The truck entered a flat
S
curve in the road, and the rear wheels broke loose, and the vehicle fishtailed from one side of the road to the other; Jack hit the accelerator and nonchalantly flipped the front wheels in the direction of the slide and anchored the truck to the road again.

“You done much shooting with that rifle of yours yet?” Jack reached behind him with his right hand and patted the stock of Twombley's gun.

“Some,” Twombley said, and lit another cigarette and looked out the window at the spruce trees and thatches of cedar flashing past.

Jack smiled. He knew that Twombley had not fired the rifle at all. It was a lovely thing, not a scratch or blemish on it, a Winchester M-94 pump-action, a .30/30 with a custom-carved stock. It must have set Twombley back two thousand bucks. Ah, sweet Jesus, these rich old guys and their toys! Jack seemed almost to sigh, but he ended by pursing his lips again as if to whistle. Men like Twombley, over-the-hill fat cats, cannot ever truly appreciate the beauty of things that they can afford to buy. And the men who can appreciate a gun like Twombley's, guys like Jack Hewitt, say, who can remember the feel of a particular gun in their hands for years afterwards, as if it were a marvelous woman they slept with once, will never be able to own it.

Next to Twombley's gun, Jack's new Browning looked utilitarian, ordinary, merely adequate. Yet to buy it he had been obliged to borrow money from the bank, had lied and said that the money was for his mother's medical bills, which was true, in a sense, because he was still paying for her stay in the hospital last summer and the old man was still out of work, and if Jack did not take care of his parents, who would? He had bought the gun, and now he had yet another monthly payment to make.
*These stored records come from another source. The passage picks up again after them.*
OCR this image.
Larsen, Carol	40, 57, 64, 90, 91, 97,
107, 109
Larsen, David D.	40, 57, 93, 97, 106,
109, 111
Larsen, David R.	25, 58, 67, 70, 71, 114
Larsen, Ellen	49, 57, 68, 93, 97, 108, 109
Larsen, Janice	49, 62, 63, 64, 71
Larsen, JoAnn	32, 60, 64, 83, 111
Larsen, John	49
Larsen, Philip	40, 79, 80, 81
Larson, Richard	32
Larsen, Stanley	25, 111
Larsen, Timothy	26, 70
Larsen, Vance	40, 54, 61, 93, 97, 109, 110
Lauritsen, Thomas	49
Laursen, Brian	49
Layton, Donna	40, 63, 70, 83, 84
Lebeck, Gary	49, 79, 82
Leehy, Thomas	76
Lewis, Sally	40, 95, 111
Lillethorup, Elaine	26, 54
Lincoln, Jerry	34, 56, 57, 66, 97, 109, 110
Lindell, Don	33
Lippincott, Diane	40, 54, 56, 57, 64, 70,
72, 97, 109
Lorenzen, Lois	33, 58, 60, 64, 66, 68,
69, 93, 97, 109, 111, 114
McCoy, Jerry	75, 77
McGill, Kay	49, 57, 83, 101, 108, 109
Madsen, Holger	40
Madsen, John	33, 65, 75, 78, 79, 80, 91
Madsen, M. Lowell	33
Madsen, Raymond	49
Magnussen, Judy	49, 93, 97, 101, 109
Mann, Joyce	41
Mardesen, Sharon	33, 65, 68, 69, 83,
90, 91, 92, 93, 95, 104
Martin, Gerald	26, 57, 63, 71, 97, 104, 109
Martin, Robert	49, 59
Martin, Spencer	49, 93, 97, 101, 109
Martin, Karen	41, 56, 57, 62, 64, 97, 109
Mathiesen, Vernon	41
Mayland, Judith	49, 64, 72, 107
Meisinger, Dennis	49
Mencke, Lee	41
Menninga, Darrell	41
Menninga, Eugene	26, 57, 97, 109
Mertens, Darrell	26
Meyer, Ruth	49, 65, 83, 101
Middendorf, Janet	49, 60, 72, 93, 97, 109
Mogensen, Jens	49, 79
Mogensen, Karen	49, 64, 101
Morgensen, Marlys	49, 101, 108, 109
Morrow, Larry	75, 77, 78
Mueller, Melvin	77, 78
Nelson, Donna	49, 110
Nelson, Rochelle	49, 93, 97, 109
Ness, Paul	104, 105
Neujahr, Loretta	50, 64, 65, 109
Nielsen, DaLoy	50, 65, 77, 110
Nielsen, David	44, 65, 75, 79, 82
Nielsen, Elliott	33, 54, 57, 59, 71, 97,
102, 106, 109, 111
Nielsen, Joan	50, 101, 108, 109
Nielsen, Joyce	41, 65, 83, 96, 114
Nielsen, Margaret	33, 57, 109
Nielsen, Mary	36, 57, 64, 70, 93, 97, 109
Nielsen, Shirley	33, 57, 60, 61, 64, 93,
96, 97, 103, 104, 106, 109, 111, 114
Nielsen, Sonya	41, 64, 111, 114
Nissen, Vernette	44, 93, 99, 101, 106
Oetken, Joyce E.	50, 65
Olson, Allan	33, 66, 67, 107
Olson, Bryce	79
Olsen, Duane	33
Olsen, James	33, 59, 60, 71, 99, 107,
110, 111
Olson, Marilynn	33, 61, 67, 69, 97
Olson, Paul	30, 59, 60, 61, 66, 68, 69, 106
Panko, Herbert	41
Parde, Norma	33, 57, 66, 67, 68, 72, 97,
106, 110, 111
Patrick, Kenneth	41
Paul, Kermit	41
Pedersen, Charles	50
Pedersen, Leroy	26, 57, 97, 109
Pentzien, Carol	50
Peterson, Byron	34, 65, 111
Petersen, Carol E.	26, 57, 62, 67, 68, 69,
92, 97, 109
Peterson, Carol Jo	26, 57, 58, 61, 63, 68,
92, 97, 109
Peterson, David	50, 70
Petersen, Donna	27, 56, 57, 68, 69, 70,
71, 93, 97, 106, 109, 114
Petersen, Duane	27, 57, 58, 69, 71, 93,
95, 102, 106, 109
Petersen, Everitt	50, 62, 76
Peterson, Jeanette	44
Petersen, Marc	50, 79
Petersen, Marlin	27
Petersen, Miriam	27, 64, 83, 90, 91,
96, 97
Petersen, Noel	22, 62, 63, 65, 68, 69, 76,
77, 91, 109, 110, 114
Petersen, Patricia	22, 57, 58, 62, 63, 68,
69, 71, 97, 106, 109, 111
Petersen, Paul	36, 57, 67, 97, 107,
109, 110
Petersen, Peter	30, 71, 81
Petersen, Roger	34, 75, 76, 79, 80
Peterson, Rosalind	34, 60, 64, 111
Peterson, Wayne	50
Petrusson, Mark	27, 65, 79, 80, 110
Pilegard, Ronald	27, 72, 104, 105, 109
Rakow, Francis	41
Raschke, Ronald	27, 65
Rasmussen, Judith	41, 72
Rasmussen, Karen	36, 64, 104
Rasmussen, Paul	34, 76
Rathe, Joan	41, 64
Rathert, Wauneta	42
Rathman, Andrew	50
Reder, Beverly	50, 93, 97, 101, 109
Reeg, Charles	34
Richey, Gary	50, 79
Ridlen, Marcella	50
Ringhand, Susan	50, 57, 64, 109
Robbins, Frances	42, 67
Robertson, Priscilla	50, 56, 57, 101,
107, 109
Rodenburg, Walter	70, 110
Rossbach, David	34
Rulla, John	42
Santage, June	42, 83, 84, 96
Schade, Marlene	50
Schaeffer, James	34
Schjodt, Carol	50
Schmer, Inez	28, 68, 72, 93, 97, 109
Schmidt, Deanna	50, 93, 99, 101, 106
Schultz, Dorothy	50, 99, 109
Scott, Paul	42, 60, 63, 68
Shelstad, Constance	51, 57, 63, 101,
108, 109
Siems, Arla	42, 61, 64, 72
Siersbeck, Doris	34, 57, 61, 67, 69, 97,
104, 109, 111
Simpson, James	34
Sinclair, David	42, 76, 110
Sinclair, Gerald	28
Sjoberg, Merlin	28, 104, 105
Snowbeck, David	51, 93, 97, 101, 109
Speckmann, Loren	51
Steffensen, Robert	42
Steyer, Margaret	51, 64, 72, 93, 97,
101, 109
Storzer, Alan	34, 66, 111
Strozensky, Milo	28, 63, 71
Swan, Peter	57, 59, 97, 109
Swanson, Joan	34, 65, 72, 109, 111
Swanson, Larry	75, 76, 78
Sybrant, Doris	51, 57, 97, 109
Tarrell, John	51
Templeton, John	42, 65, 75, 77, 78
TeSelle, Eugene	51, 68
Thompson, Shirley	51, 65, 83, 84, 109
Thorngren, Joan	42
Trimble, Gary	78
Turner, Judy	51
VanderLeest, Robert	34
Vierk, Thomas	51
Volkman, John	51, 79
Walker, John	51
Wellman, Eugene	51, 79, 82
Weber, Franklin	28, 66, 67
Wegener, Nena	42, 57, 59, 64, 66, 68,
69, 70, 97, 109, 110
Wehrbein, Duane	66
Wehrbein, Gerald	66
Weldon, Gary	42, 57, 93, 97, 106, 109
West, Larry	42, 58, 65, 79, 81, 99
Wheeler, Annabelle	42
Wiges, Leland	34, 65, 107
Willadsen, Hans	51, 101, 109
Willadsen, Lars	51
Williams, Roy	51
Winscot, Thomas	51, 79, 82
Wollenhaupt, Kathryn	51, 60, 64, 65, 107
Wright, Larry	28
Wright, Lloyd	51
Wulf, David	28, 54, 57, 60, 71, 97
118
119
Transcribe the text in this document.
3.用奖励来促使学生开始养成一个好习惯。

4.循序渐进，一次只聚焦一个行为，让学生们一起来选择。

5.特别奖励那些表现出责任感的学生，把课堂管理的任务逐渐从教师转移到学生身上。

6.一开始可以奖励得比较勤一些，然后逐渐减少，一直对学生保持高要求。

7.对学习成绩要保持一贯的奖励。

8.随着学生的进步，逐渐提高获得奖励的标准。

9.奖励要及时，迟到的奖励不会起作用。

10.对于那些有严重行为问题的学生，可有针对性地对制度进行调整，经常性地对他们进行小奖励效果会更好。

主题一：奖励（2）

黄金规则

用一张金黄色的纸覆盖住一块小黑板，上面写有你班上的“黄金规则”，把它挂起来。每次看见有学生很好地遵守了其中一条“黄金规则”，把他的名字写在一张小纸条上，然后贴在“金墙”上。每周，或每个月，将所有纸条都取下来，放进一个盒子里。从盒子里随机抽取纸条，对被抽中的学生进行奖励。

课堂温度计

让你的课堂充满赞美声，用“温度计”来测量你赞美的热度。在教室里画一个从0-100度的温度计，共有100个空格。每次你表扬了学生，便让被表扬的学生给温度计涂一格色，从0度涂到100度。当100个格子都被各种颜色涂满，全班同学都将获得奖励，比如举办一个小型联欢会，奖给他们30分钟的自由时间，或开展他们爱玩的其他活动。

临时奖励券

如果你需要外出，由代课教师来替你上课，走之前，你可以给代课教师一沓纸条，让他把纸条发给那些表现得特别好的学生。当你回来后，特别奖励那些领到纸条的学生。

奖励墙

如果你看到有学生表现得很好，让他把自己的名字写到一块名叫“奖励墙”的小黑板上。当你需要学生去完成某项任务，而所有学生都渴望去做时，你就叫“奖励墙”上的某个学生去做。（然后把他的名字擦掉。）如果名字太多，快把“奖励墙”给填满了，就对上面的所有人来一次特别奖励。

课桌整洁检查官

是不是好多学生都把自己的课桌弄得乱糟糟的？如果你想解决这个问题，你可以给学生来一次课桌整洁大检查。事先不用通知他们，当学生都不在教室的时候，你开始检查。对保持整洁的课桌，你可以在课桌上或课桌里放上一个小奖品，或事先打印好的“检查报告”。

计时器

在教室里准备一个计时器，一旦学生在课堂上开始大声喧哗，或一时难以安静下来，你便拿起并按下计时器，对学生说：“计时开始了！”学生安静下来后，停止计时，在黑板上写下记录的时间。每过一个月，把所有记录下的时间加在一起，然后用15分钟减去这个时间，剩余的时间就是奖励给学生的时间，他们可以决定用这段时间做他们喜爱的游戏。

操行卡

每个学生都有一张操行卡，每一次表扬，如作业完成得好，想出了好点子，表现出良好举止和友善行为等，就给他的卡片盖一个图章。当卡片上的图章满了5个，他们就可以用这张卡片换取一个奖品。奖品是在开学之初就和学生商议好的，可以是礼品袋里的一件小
In addition to the $48 a month for the gun, he sent out $420 a month for his truck, $52 a month for insurance on the truck, $35 a month for the engagement ring he bought last May for Hettie, $50 a month to Concord Hospital for his mother, and $200 a month to his father directly, for household expenses and food, which was, after all, the least he could do, since, as his father had explained one drunken night—shortly
after Jack went and ruined his arm and quit playing professional ball for the Red Sox farm team in New Britain, Connecticut, and came home to Lawford and parked his ass back in his room the same week the old man got laid off at the mill—there was just no way the old man was going to be able to support him. In fact, if Jack wanted to live with his parents, then he would have to support
them.
So that now, only a few years out of high school, where, because of baseball and his intelligent good looks, he had been one of the most promising Lawford kids ever to graduate from Barrington Regional, Jack was already mired in debt, a man who worked overtime to make enough money to pay interest on borrowed money, and he knew it, and that made a gun like Twombley's fancy Winchester all the more attractive to him. He practically
deserved
Twombley's gun. As a
reward
, for Christ's sake!

Twombley shifted in his seat and rubbed his red nose with a knuckle. “You get me close to a big buck by ten o'clock, kid, there's another hundred bucks in it.”

Jack nodded and offered a faint smile. A few seconds later he said, “You might not kill it.”

“You think so.”

“And I expect you'll have to kill it, for me to get my extra hundred bucks, right?”

“Right.”

“Can't guarantee that, you know.”

“What?”

“That you won't gut-shoot the deer, say, or cripple him up for somebody else to find and tag a mile downriver from where you shot him. Or maybe you'll miss him altogether. Or just spook him before you even get a shot off. It happens. Happens all the time. Happens especially with a new gun. You want a dead deer, not a live one.”